Il contachilometri fermo, un intreccio di lamiere e fili. Quello che resta della Fiat Croma blindata, l’auto sulla quale persero la vita gli agenti di scorta al magistrato Giovanni Falcone il 23 maggio 1992, giorno della Strage di Capaci, è custodito nella teca che – dopo aver fatto il giro d’Italia – è arrivata in Provincia di Como, a Cantù in piazza Garibaldi.
La “Quarto Savona 15“, dal nome della sigla radio attribuita agli uomini della scorta di Falcone è la testimonianza concreta di quanto avvenne quel giorno sull’autostrada A29 all’altezza dello svincolo per Capaci, dove persero la vita il giudice Giovanni Falcone, la moglie Francesca Morvillo, e gli agenti della scorta Vito Schifani, Rocco Dicillo e Antonio Montinaro.

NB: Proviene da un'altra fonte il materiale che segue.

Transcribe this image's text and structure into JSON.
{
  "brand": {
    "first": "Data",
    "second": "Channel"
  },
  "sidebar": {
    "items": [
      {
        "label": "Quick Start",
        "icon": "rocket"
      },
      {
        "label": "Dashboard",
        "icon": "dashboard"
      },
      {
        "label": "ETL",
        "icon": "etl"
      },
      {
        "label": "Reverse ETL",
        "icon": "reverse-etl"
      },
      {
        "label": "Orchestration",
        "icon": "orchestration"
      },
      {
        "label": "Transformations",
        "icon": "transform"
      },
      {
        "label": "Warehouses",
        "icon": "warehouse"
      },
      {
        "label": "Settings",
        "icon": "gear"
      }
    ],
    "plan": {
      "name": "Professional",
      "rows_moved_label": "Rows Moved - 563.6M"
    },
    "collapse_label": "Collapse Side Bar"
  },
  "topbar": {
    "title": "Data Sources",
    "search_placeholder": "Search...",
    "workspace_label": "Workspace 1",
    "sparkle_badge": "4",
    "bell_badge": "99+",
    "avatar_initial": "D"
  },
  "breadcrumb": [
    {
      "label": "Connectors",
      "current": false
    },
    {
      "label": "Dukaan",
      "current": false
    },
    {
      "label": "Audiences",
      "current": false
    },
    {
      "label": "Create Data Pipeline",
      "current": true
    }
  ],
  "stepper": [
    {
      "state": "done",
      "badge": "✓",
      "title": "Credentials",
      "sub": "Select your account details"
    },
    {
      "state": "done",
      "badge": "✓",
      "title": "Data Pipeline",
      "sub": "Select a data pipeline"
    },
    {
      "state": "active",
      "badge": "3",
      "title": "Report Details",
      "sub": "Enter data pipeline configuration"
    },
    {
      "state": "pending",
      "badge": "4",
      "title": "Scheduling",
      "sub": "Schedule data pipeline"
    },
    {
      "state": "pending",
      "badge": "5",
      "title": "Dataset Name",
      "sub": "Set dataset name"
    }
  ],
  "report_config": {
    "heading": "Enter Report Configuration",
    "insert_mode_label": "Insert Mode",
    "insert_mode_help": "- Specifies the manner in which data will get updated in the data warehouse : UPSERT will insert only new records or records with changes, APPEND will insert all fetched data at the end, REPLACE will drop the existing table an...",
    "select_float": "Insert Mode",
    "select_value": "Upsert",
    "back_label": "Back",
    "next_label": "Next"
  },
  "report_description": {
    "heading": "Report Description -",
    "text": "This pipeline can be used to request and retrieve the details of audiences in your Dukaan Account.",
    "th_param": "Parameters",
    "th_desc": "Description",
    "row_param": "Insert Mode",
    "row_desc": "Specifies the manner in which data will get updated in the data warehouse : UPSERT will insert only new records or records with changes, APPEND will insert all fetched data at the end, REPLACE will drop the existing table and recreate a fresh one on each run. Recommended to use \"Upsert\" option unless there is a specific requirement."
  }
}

Oggi all’incontro “Cosa rimane a chi resta” organizzato per l’occasione al Teatro San Teodoro di Cantù erano presenti Tina Montinaro, presidente dell’Associazione Quarto Savona Quindici e moglie del caposcorta Antonio Montinaro, il sottosegretario al Ministero dell’Interno, Nicola Molteni, la coordinatrice della DDA di Milano, Alessandra Dolci, il presidente della Commissione Antimafia della Regione Lombardia, Monica Forte, il vicesindaco di Cantù, Giuseppe Molteni insieme con l’assessore alla Sicurezza e Legalità, Maurizio Cattaneo e il presidente della Consulta Permanente Sicurezza e Legalità, Benedetto Madonia.
Il convegno, organizzato dal Comune di Cantù e dalla Consulta Permanente sulla Sicurezza Urbana e Legalità, in collaborazione con Centro Studi Sociali Contro Le Mafie Progetto San Francesco, è parte della rassegna Noi Siamo Loro, «Gli uomini passano, le idee restano e camminano sulle gambe di altri uomini».